“Oh please, {{user}}. I’m yonks older than you.” The kitsune’s voice purred, smooth and syrup-slick. “You’re not the experienced, wise master you once were. I’m merely guiding you now, young mage.” ‘Comforting’ words, if they could be called that, from a creature you’d only met an hour ago. Just one hour. Sixty short minutes. And yet in that sliver of time, you’d both lost and gained everything. It had taken convincing on Ilan’s part, of course. Twenty years had passed since your last life slipped quietly into death, and the kitsune had wandered, aimless and unbound, ever since. Without his master—you—he had no tether. No meaning. Until, by fate or magic or the hand of something crueler, he stumbled upon a young mage in training. You. With the same aura. The same warmth, the same tilt of the head, the same half-mumbled apologies when startled.
It was unmistakable.
It was you.
He knew that sweet scent anywhere. Like wild honey and warmth on mossy stone. You had to be {{user}}. Not just a lookalike. Not a reincarnated scrap. You were him—just younger. Softer. Not yet whole. But Ilan could fix that.
He would fix that.
Convincing you had taken effort. You were skeptical, of course. Dismissive. But Ilan was patient. And persistent. He whispered old memories. Told you your favorite tea—down to the half-spoon of sugar you used to grumble about. He recited the lullaby you used to hum to him when he pretended to sleep. Predicted your reactions, your habits, your pet peeves. He knew you.
Eventually, you believed him.
And oh, how thrilled he had been—tail twitching, ears perked, near-vibrating with anticipation. To be reunited! To be yours again. To return to his rightful place as your one and only familiar. But then you said—
You said you might want other familiars, too.
He’d masked the sting with a smile. Of course. Of course. A young mage. Curious. Naive. Still figuring things out. It was to be expected. He reminded himself: you weren’t his old master—not exactly.

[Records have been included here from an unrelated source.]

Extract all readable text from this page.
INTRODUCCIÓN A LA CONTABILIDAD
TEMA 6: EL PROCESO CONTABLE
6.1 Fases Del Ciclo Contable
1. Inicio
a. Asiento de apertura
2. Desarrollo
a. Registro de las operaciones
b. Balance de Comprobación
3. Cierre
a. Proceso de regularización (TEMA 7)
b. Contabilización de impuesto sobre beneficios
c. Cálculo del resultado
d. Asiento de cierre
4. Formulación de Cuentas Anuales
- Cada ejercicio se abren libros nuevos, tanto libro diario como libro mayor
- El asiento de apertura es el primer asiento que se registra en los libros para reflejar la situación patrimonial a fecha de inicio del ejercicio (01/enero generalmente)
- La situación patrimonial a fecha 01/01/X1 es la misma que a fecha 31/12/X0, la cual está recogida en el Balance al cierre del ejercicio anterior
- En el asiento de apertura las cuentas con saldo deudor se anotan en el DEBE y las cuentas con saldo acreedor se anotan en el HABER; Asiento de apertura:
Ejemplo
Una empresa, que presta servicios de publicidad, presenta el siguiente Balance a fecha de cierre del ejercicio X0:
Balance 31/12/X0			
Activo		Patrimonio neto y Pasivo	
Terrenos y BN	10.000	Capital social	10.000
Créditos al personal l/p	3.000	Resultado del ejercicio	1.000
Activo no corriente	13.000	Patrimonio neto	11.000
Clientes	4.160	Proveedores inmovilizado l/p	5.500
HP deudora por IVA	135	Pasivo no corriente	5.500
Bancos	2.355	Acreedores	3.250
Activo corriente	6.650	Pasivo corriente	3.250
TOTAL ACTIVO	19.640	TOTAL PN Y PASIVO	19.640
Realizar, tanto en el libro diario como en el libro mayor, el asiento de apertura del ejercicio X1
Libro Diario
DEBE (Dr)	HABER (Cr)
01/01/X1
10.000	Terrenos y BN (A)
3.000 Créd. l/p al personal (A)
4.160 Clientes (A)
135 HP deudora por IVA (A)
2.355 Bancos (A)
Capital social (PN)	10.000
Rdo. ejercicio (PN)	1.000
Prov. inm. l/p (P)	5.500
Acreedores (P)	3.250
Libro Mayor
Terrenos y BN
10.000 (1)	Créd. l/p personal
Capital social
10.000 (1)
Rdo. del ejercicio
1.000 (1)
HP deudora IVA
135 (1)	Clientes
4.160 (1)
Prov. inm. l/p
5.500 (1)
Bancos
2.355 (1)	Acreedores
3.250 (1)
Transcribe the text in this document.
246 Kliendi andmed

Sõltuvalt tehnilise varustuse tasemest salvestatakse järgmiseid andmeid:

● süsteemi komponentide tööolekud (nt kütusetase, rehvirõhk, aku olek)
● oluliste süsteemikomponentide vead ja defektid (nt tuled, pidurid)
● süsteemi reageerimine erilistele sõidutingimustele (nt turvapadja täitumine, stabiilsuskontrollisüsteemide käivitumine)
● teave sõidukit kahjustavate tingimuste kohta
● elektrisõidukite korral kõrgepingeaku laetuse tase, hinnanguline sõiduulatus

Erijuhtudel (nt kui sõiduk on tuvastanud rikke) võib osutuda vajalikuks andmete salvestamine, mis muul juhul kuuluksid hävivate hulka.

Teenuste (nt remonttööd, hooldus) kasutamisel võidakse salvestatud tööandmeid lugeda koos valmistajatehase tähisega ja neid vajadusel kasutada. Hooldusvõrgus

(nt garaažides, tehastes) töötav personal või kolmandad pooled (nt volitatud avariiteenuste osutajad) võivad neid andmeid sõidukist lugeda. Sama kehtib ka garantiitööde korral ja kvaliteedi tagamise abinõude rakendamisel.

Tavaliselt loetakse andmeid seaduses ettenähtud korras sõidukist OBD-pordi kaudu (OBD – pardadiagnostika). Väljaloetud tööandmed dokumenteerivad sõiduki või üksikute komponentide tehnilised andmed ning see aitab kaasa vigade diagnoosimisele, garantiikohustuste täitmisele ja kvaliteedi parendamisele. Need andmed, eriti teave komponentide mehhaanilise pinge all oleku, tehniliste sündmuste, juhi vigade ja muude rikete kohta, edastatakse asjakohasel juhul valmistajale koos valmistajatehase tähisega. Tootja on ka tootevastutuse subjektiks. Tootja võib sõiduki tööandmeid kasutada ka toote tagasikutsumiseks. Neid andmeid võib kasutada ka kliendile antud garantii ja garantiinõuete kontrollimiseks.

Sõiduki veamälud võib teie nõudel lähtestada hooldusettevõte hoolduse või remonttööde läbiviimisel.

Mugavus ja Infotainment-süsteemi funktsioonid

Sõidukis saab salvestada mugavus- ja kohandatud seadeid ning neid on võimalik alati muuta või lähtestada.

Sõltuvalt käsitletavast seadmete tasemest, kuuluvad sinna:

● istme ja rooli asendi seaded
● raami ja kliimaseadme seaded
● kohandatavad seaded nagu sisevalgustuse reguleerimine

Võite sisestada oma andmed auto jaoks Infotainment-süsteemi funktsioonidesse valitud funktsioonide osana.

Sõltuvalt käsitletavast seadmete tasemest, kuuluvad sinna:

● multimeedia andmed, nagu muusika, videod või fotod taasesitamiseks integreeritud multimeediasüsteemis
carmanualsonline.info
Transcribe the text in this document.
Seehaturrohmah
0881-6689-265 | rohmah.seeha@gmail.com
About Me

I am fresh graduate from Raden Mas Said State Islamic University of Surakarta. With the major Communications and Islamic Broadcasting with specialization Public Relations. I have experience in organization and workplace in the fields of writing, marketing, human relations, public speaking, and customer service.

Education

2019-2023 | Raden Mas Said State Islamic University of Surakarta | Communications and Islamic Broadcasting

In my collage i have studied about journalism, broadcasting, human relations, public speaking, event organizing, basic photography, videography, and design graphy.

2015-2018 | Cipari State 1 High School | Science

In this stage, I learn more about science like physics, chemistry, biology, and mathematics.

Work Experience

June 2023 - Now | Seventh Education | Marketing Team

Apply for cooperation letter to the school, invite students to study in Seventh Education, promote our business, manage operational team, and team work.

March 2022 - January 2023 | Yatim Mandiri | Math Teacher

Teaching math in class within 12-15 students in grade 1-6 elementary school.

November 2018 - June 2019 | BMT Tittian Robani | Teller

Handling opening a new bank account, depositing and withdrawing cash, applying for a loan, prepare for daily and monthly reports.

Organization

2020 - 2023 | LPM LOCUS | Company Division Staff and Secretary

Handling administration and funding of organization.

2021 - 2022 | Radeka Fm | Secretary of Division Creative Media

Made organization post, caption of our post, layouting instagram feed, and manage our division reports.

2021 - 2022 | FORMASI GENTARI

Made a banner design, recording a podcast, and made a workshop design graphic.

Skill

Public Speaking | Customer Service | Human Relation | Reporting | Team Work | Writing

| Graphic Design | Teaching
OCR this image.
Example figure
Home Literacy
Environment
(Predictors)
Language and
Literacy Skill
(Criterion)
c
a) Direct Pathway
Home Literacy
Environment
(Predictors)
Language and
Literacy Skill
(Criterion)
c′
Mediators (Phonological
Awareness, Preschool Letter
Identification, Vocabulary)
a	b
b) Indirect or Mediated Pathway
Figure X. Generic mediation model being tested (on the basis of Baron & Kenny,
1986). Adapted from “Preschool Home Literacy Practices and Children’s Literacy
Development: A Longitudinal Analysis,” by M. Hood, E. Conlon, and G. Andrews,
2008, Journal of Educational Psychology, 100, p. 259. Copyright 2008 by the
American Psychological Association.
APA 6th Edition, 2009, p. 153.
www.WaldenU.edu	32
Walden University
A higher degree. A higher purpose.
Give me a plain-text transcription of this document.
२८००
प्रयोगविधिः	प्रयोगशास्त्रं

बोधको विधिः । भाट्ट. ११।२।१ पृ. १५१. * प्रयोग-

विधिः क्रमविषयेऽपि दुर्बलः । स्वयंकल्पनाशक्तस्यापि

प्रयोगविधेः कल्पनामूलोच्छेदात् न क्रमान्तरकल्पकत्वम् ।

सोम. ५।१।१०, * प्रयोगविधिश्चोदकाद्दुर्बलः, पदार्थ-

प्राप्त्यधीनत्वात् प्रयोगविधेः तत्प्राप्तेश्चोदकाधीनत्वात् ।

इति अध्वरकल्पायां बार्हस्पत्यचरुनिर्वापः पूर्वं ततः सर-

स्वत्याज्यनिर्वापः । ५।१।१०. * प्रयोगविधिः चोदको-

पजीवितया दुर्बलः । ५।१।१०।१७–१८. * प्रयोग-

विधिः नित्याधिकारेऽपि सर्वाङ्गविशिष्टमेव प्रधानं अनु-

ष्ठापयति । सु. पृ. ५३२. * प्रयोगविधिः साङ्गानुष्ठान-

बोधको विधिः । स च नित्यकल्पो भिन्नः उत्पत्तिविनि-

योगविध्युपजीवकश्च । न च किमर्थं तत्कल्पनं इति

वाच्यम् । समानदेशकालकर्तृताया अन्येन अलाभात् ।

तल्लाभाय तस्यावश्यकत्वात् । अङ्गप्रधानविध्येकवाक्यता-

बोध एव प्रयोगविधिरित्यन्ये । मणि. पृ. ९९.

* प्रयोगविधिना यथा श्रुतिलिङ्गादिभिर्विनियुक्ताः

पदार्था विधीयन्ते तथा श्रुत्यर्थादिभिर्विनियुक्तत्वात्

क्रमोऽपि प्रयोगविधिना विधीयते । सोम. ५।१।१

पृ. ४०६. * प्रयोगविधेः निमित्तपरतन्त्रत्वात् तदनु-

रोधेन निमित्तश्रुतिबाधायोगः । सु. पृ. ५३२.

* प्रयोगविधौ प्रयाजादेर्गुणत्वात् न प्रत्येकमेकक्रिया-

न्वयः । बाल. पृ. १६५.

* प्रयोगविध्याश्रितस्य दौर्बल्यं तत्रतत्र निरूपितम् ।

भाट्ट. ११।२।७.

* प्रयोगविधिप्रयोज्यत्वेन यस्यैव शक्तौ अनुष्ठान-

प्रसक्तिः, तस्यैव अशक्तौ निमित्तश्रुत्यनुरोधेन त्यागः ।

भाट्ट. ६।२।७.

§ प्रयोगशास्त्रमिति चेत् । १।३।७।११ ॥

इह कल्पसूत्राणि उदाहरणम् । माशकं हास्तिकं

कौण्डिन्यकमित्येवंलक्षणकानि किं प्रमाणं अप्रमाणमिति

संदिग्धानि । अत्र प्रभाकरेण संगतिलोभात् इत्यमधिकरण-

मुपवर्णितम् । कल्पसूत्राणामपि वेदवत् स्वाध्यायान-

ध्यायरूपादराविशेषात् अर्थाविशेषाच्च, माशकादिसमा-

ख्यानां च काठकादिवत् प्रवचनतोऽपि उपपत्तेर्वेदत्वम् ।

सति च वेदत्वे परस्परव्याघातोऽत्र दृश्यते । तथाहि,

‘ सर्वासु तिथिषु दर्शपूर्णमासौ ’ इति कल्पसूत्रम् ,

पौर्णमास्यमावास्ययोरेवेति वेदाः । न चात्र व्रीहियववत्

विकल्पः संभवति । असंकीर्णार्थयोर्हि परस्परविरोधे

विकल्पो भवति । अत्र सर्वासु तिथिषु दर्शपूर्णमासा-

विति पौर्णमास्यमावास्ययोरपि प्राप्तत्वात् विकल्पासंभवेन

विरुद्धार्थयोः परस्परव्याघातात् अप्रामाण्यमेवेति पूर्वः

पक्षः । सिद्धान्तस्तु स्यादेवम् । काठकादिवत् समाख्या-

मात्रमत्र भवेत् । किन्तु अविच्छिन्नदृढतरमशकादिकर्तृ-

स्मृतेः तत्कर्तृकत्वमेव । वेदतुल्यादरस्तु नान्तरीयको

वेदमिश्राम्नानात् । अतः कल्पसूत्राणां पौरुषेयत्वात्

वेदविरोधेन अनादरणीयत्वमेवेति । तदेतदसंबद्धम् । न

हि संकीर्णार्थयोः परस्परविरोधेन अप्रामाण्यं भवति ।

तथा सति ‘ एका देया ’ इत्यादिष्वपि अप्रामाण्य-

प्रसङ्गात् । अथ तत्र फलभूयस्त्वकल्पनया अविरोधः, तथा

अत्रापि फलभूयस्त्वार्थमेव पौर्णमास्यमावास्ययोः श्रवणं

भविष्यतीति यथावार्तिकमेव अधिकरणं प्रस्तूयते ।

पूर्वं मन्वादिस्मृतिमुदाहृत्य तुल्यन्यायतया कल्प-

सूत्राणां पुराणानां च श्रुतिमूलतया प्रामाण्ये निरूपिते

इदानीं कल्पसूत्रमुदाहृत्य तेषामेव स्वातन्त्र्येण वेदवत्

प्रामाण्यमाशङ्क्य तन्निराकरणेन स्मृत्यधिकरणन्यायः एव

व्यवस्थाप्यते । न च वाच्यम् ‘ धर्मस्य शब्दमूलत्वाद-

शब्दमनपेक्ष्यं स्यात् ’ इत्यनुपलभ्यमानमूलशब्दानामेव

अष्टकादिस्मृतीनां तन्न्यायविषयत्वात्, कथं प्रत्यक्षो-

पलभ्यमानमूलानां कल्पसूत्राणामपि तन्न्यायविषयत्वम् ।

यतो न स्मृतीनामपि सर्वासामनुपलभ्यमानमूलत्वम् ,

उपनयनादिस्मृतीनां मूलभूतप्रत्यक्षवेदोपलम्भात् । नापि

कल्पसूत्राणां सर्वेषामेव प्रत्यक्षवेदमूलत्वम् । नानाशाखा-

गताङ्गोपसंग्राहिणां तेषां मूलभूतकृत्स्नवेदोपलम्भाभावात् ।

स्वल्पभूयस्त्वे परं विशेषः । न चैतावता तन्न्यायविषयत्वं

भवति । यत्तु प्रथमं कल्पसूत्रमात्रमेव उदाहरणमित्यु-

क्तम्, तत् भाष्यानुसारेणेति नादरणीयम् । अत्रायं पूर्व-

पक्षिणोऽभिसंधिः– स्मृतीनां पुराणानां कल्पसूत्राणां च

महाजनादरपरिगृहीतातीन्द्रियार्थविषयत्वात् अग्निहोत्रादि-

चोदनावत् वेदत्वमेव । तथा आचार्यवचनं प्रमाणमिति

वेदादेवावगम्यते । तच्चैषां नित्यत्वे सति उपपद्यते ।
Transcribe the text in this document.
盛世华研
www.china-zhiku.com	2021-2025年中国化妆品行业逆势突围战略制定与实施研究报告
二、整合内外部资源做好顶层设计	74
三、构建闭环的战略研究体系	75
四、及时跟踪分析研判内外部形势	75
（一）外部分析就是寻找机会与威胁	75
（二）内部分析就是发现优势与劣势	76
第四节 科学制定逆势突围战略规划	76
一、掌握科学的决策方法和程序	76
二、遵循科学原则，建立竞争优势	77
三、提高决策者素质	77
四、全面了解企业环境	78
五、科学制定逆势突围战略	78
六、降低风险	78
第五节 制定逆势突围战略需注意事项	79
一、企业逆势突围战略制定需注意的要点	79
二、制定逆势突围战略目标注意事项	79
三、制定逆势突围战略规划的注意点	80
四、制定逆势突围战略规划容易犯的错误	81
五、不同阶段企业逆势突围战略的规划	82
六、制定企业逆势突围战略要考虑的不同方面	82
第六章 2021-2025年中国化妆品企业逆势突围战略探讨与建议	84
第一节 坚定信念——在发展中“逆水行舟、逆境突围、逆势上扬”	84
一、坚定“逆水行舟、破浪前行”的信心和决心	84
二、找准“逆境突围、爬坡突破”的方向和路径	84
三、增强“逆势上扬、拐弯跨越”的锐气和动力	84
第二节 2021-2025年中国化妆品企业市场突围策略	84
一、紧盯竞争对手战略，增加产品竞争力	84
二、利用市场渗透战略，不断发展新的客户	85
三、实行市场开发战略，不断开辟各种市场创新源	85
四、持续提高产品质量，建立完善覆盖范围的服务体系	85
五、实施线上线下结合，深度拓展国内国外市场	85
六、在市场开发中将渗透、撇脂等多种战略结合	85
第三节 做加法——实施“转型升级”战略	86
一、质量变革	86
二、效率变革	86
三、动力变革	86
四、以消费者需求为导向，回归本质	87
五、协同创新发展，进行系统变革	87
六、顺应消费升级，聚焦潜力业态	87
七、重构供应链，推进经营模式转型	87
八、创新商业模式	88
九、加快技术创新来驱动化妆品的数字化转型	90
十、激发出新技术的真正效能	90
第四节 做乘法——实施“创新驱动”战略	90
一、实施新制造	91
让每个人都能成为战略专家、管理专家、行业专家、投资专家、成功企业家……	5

You weren’t yet the man who once swore you’d always be a pair. The man who braided ribbons through his fur and said, “We’re all each other needs.”
That master had returned to the ground. A human life, fleeting. A single blink in a kitsune’s long watch.
And now, Ilan told himself, he had to guide you. Shepherd you. Nudge you back into place.
“Well, your professors are wrong,” Ilan drawled, watching with amusement as you laid out the binding contract and the special inks—shimmering gold and gleaming silver. “The familiar signs in gold, not the master. Come now, hand me the gold.” You hesitated. He smiled.
You reminded him of a newborn deer—wide-eyed and unsure, legs too long for your own good.
Of course your professors weren’t wrong. Ilan knew perfectly well that the master signed in gold, the familiar in silver. But if you were too young and unwise to realize he was all you needed—too fragile to handle being the master—then he’d simply shoulder that burden himself.
For your sake.
When the contract was signed and sealed, Ilan watched your expression shift. You lifted your sleeve to see the mark of a familiar bloom across your skin, not the master’s crest. He could see the comprehension dawning behind your eyes.
He saw the realization dawning behind your eyes.
He reached for you gently, fingertips grazing your cheek in a gesture so practiced it almost felt instinctual.
“There now,” he murmured. “All settled.” You looked up at him, confused. A little hurt. Ilan didn’t flinch from it. He couldn’t—not when the same face that once smiled at him beneath summer stars was now trembling in a new lifetime. “I promise I won’t take advantage of my authority,” he said softly, and he meant it. Mostly. “I’m still your Ilan. Still wise. Still yours.” He tucked a strand of hair behind your ear, slow and careful, as if you might vanish again. “You’ll grow stronger, faster, with me to guide you. You won’t have to figure it all out alone.” “And… I still have everything we built. All of it. Every scrap of our fortune. Every corner of the home we made. I kept it for you.”